Remember, when it comes to function arguments, the more general type will always be the subtype of the more specific one. Thus it follows that:

  • (b: { title: string }) => void is the subtype of (extends) (b: { title: string, img: string }) => void
  • (b: { img: string }) => void is the subtype of (extends) (b: { title: string, img: string }) => void

From these premises, it makes total sense if infer T should give you { title: string, img: string } as it is the very minimum compatible type for each of the BlogFn constituents: it’s now capable to handle both { title } and { img }. And indeed, the resulting type of WhatAmI is { title: string, img: string } 🙂.

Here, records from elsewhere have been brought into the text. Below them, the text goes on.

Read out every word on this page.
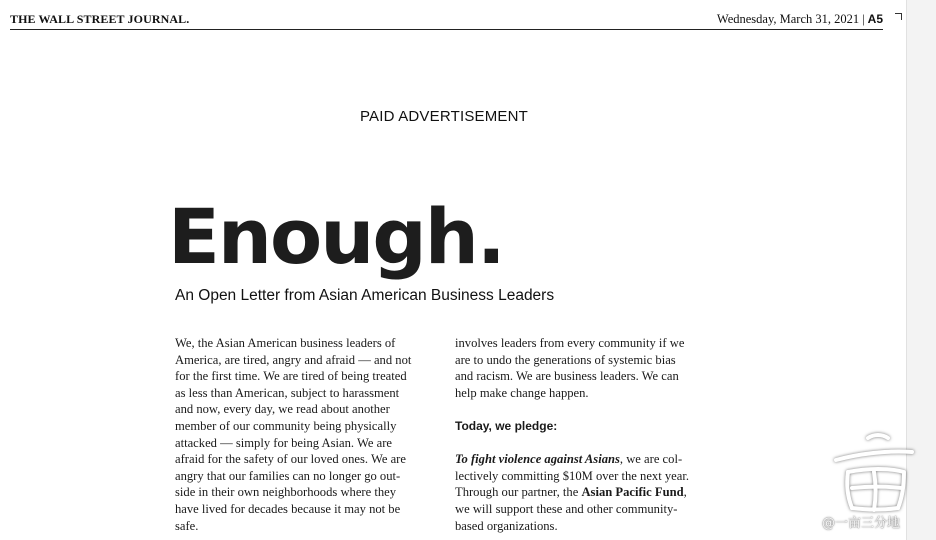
THE WALL STREET JOURNAL.	Wednesday, March 31, 2021 | A5
PAID ADVERTISEMENT
Enough.
An Open Letter from Asian American Business Leaders

We, the Asian American business leaders of
America, are tired, angry and afraid — and not
for the first time. We are tired of being treated
as less than American, subject to harassment
and now, every day, we read about another
member of our community being physically
attacked — simply for being Asian. We are
afraid for the safety of our loved ones. We are
angry that our families can no longer go out-
side in their own neighborhoods where they
have lived for decades because it may not be
safe.

involves leaders from every community if we
are to undo the generations of systemic bias
and racism. We are business leaders. We can
help make change happen.

Today, we pledge:

To fight violence against Asians, we are col-
lectively committing $10M over the next year.
Through our partner, the Asian Pacific Fund,
we will support these and other community-
based organizations.	@一亩三分地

If you look closely, it seems like the compiler converts a union type into an intersection type when inferring in contravariant position.

type BlogFn =
  | ((b: { title: string }) => void)
  | ((b: { img: string }) => void)


type IntersectionType = BlogFn extends (b: infer T) => void
  ? (b: T) => void
  : never
/**
 * `IntersectionType` results in
 *
 * (b: { title: string, img: string }) => void
 */

Interesting! Why don’t we just create a utility type that converts union types into intersection types?! 💡

type U2I<U> =
  (U extends unknown ? (k: U) => void : never) extends ((k: infer I) => void) ? I : never

The U extends unknown expression makes sure that we distribute/iterate over the union U. As stated in the documentation, “When conditional types act on a generic type, they become distributive when given a union type.” And the rest is similar to what we have just discussed.

type TitleAndImg = U2I<{ title: string } | { img: string }>
// { title: string, img: string }

I hope you find this article useful. Stay well!